A report on hundreds of “staggering and sobering” incidents in Altoona-Johnstown shows a pattern of abusive priests being taken out of circulation only to be placed back in.
As reported by the Atlantic:
On Tuesday, two days after a film about a massive Catholic sex-abuse scandal in Boston won the Academy Award for Best Picture, Pennsylvania’s attorney general released a grand jury report chronicling “staggering and sobering” accounts of sexual abuse in the Diocese of Altoona-Johnstown.
The report alleges that, dating back to the 1970s, “hundreds of children have fallen victim to child predators” in abuse cases that involved over 50 priests and religious leaders in the area:
As wolves disguised as the shepherds themselves—these men stole the innocence of children by sexually preying upon the most innocent and the most vulnerable of our society and of the Catholic faith.
But there at the heart of the report isn’t just the criminal behavior, but criminal callousness in the desire of high-level officials to “avoid public scandal” by keeping abuse quiet and even allowing known predators to remain in commission as members of the clergy.
The information uncovered by the report had previously been kept in files to which only top diocese leaders had access.
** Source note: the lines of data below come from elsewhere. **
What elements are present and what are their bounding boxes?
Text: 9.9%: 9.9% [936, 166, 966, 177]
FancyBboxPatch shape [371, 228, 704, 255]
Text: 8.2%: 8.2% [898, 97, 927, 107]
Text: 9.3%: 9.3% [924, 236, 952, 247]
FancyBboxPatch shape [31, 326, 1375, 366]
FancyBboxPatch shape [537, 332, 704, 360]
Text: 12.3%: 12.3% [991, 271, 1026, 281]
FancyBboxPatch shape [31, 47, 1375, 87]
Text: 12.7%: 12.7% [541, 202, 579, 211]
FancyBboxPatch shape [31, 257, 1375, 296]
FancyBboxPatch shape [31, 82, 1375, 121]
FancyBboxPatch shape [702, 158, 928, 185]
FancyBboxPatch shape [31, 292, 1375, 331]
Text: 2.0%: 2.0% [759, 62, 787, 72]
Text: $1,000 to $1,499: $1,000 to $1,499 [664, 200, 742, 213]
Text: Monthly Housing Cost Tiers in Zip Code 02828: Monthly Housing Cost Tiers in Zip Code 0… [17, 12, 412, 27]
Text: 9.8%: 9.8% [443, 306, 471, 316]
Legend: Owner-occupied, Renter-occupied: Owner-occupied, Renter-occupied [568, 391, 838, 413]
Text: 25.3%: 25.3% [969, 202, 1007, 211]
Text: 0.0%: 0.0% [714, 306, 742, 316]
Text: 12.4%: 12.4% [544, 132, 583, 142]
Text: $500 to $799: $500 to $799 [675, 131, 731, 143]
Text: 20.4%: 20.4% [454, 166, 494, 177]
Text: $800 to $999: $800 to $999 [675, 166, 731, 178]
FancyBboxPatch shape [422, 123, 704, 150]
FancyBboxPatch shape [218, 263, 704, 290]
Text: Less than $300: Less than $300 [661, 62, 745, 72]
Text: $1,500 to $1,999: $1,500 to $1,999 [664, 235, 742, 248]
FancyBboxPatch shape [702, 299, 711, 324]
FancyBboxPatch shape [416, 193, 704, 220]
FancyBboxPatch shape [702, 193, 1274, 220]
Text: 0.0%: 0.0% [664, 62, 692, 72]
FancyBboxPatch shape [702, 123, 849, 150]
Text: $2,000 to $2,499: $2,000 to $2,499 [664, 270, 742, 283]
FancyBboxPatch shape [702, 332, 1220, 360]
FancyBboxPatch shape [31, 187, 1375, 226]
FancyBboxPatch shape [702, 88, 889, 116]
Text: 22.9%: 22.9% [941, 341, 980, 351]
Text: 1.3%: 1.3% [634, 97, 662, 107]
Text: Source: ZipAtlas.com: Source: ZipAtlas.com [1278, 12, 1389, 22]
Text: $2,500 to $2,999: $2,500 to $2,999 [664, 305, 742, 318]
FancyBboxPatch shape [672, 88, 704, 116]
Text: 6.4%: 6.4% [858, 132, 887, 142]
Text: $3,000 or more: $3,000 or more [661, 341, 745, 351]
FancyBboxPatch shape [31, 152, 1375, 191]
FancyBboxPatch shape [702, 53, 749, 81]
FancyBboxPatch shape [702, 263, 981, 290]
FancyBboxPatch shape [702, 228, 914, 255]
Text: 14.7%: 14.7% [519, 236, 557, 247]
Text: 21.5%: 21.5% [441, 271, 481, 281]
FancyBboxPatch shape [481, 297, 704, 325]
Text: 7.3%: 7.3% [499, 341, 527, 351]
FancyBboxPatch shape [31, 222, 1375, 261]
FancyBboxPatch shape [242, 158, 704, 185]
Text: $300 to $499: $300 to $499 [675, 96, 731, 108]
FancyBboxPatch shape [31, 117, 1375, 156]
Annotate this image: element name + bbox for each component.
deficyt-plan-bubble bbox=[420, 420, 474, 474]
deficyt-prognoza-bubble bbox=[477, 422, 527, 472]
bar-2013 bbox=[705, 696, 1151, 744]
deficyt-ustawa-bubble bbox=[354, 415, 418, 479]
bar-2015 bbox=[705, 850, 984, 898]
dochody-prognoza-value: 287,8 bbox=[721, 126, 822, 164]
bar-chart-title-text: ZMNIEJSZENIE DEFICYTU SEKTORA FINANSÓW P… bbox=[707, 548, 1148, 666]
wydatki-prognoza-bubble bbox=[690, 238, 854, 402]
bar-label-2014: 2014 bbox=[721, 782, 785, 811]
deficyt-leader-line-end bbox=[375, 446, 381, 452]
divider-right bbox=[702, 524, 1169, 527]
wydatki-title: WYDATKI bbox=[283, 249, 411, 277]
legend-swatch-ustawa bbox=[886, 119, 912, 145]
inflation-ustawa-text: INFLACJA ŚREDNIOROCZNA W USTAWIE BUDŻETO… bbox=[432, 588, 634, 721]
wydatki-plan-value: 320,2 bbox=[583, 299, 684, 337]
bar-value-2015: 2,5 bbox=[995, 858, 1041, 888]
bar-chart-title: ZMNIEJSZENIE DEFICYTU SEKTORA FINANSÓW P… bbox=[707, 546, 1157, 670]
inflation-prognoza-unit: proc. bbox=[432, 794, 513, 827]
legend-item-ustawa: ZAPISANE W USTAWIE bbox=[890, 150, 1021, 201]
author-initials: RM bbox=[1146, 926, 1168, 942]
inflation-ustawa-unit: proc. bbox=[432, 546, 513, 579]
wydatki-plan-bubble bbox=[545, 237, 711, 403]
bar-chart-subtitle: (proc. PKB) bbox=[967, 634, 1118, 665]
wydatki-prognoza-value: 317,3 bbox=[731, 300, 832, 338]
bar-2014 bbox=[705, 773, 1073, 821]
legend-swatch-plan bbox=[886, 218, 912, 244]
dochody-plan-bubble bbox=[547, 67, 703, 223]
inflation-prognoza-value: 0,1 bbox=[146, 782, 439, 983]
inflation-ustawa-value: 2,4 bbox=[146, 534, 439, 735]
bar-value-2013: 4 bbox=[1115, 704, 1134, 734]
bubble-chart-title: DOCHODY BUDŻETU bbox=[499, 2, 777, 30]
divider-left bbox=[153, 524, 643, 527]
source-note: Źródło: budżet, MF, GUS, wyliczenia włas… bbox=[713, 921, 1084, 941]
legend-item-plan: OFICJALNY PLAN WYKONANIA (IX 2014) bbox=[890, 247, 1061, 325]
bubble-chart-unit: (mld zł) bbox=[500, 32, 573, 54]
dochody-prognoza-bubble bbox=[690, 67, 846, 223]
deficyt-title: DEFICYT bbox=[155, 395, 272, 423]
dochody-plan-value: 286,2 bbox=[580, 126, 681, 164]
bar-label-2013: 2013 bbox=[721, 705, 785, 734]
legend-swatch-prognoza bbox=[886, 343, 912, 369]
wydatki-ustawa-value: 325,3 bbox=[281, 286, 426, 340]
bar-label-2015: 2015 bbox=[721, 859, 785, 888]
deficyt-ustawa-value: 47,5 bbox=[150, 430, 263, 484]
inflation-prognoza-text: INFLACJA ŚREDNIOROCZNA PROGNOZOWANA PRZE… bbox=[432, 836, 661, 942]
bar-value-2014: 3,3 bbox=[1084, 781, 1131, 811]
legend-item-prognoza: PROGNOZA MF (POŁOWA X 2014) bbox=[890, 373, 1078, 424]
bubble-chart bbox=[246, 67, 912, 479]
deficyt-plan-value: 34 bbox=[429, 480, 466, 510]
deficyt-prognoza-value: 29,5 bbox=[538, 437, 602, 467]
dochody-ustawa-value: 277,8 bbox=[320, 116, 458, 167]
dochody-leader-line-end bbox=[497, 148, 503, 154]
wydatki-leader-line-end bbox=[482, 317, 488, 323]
The documents show that several priests were reprimanded, reassigned, or otherwise briefly sent off to treatment programs or vacations, only to return to serving their original communities or new ones. Others retired and a few were eventually kept from the ministry.
As the Catholic News Service notes, the report, which includes testimony from victims, initially came about after the state’s attorney general was approached by “local law enforcement officials and district attorneys of several counties” with information about the abuse.
Last month, a commission created by Pope Francis to combat such abuse declared it “a moral and ethical responsibility” to report suspected incidents to authorities outside the church, eschewing a longtime dynamic by which denials by clergy have been taken at face value and matters have been kept internal.
But given the prevalence of these scandals and the cover-up culture, it’s difficult to imagine that Altoona-Johnstown will be the last community to have this kind of reckoning. On Tuesday, Pennsylvania Attorney General Kathleen Kane reiterated that the grand jury report into the diocese was just a first step and that investigations are ongoing.